Labcorp Plasma Focus is complementary to tissue-based genomic testing, particularly when the tissue is not available or accessible. The company published an analytic validation article to support the launch of Labcorp Plasma Focus. It demonstrates that the test is a highly accurate, sensitive and specific approach for genomic profiling.
Per a Research report, the global liquid biopsy market was valued at $4.72 billion in 2022 and is expected to witness a CAGR of 14.5% up to 2032.
In May, LabCorp and BML announced the expansion of clinical laboratory testing capabilities in Japan. Post-completion, the new facility is expected to provide Labcorp and BML pharmaceutical and biotechnology clients with enhanced access to central laboratory testing and drug development capabilities. This allows a greater focus on serving unique healthcare needs affecting people in the region and leveraging technology to expand testing capabilities.
In the same month, LH entered into an agreement with Providence to expand the longstanding strategic relationship between the two organizations. Through the agreement, LabCorp will acquire Providence Oregon's outreach laboratory business and select assets in Oregon. Post the completion of the transaction, patients and providers will continue to have access to Providence Oregon facilities and benefit from LabCorp’s scientific expertise and testing capabilities.
In the past six months, LH shares have decreased 12% against the industry’s rise of 2.5%.
Zacks Rank and Key Picks
LabCorp currently carries a Zacks Rank #3 (Hold).
Some better-ranked stocks in the overall healthcare sector are Penumbra PEN, Lantheus LNTH and Neuronetics STIM. While Penumbra and Lantheus each sport a Zacks Rank #1 (Strong Buy), Neuronetics carries a Zacks Rank #2 (Buy) at present. You can see the complete list of today’s Zacks #1 Rank stocks here.
Penumbra’s stock has risen 110.8% in the past year. The Zacks Consensus Estimate for Penumbra’s earnings per share (EPS) has increased from $1.25 to $1.56 for 2023 and from $2.33 to $2.56 for 2024 in the past 30 days.

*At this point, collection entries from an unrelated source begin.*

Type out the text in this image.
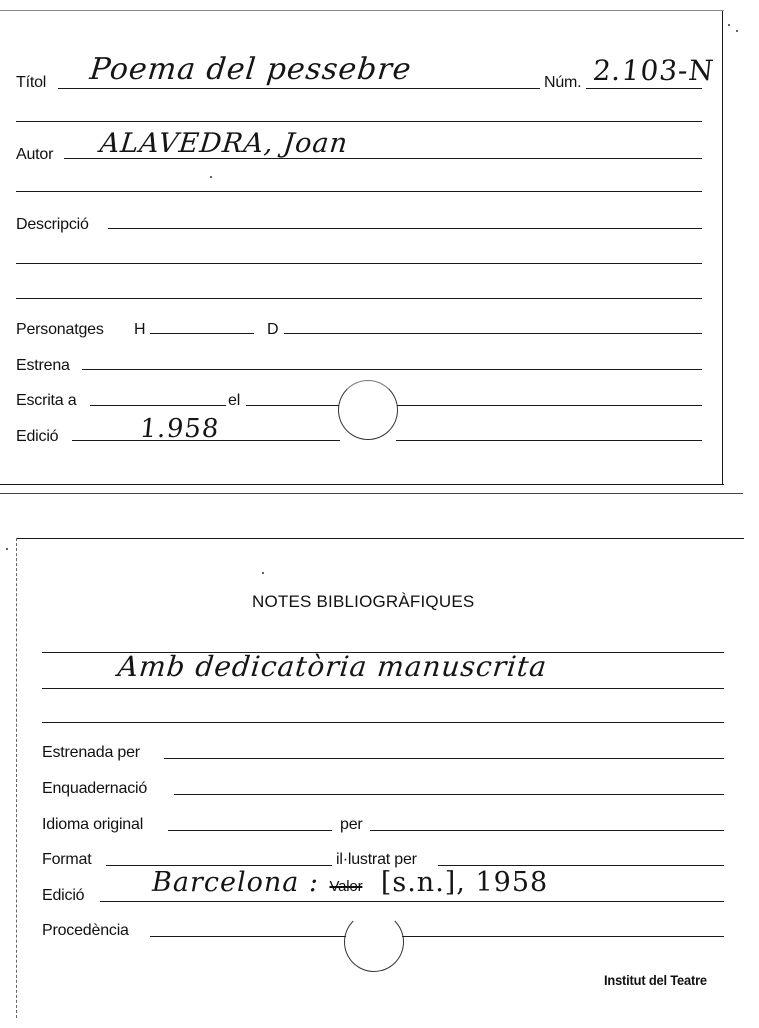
Títol Poema del pessebre	Núm. 2.103-N
Autor ALAVEDRA, Joan
Descripció
Personatges H	D
Estrena
Escrita a	el
Edició	1.958
NOTES BIBLIOGRÀFIQUES
Amb dedicatòria manuscrita
Estrenada per
Enquadernació
Idioma original	per
Format	il·lustrat per
Edició	Barcelona : Valor [s.n.], 1958
Procedència
Institut del Teatre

PEN’s earnings beat estimates in each of the trailing four quarters, the average surprise being 109.42%. In the last reported quarter, the company registered an earnings surprise of 109.09%.
The Zacks Consensus Estimate for Lantheus’ 2023 EPS has increased from $4.98 to $5.60 in the past 30 days. Shares of the company have improved 22.2% in the past year compared with the industry’s 34.1% decline.
LNTH’s earnings beat estimates in each of the trailing four quarters, the average surprise being 25.77%. In the last reported quarter, the company recorded an earnings surprise of 13.95%.
Estimates for Neuronetics’ loss per share have narrowed from $1.32 to $1.29 for 2023 in the past 30 days. Shares of the company have decreased 1.3% in the past year against the industry’s 3.4% fall.
STIM’s earnings beat estimates in each of the trailing four quarters, the average surprise being 19.61%. In the last reported quarter, Neuronetics delivered an earnings surprise of 2.56%.